Sumenep, warta9.co.id – Pemerintah Kabupaten (Pemkab) Sumenep resmi menghapus sanksi administratif atau denda Pajak Bumi dan Bangunan Perdesaan dan Perkotaan (PBB-P2) untuk tahun anggaran 2025.
Kebijakan ini tertuang dalam Keputusan Bupati Sumenep Nomor 100.3.3.2/185/KEP/013/2025 yang diteken Bupati Achmad Fauzi Wongsojudo pada 30 Juni 2025.
Penghapusan denda berlaku bagi masyarakat yang melunasi tunggakan PBB-P2 sejak keputusan ditetapkan hingga 31 Desember 2025.
Proses penghapusan sanksi dilakukan otomatis melalui Aplikasi POS PBB-P2 dan SISMIOP milik Badan Pendapatan Daerah (Bapenda) Sumenep.
Bupati Sumenep, Achmad Fauzi, menyatakan bahwa kebijakan ini merupakan bentuk kepedulian sekaligus insentif fiskal dari pemerintah kepada masyarakat.
“Keringanan ini adalah bentuk perhatian kami kepada masyarakat.
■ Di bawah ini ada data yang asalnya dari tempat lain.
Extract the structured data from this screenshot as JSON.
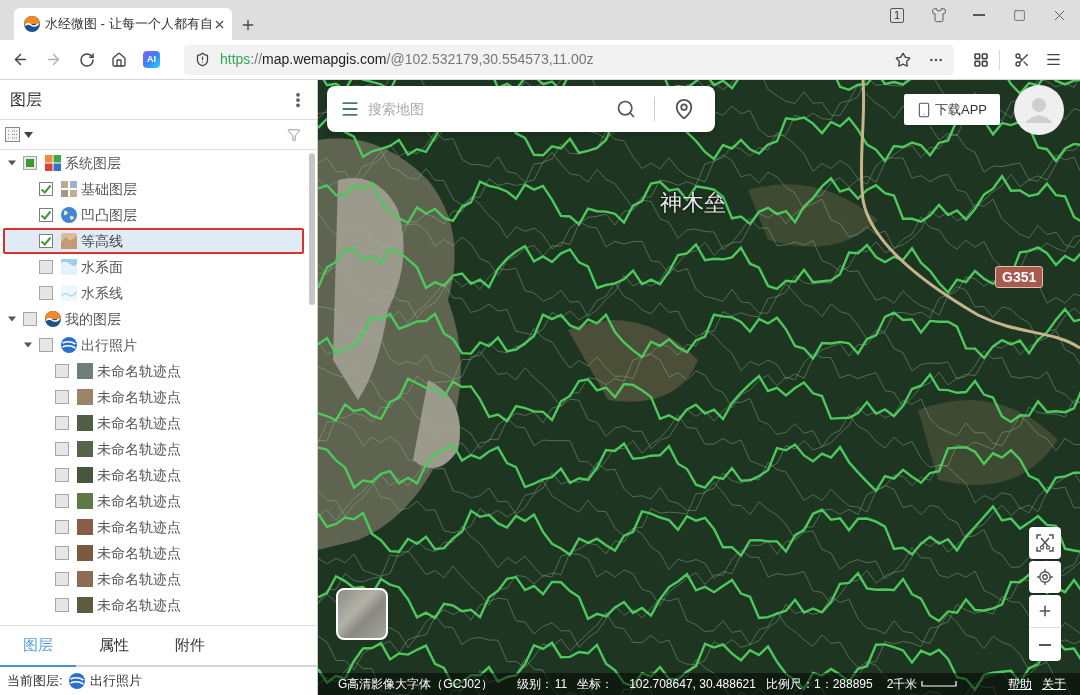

Pemerintah juga ingin memberikan ruang agar masyarakat bisa lebih mudah melunasi kewajiban pajaknya,” ujarnya, Rabu (09/07/2025).
Fauzi menegaskan pentingnya kesadaran membayar pajak, karena dana tersebut menjadi penopang pembangunan di daerah.
“Ayo sadar pajak, ayo bayar pajak agar pembangunan terus berjalan,” ajaknya.
Sementara itu, Kepala Bapenda Sumenep, Faruk Hanafi melalui Kabid Pendapatan, Akh Sugiharto, juga mendorong masyarakat memanfaatkan program penghapusan denda ini.
“Gunakan kesempatan ini sebelum batas waktu berakhir pada 31 Desember 2025,” imbaunya.
Program ini diharapkan dapat mendorong peningkatan penerimaan daerah sekaligus membantu masyarakat menyelesaikan kewajiban perpajakannya tanpa beban denda.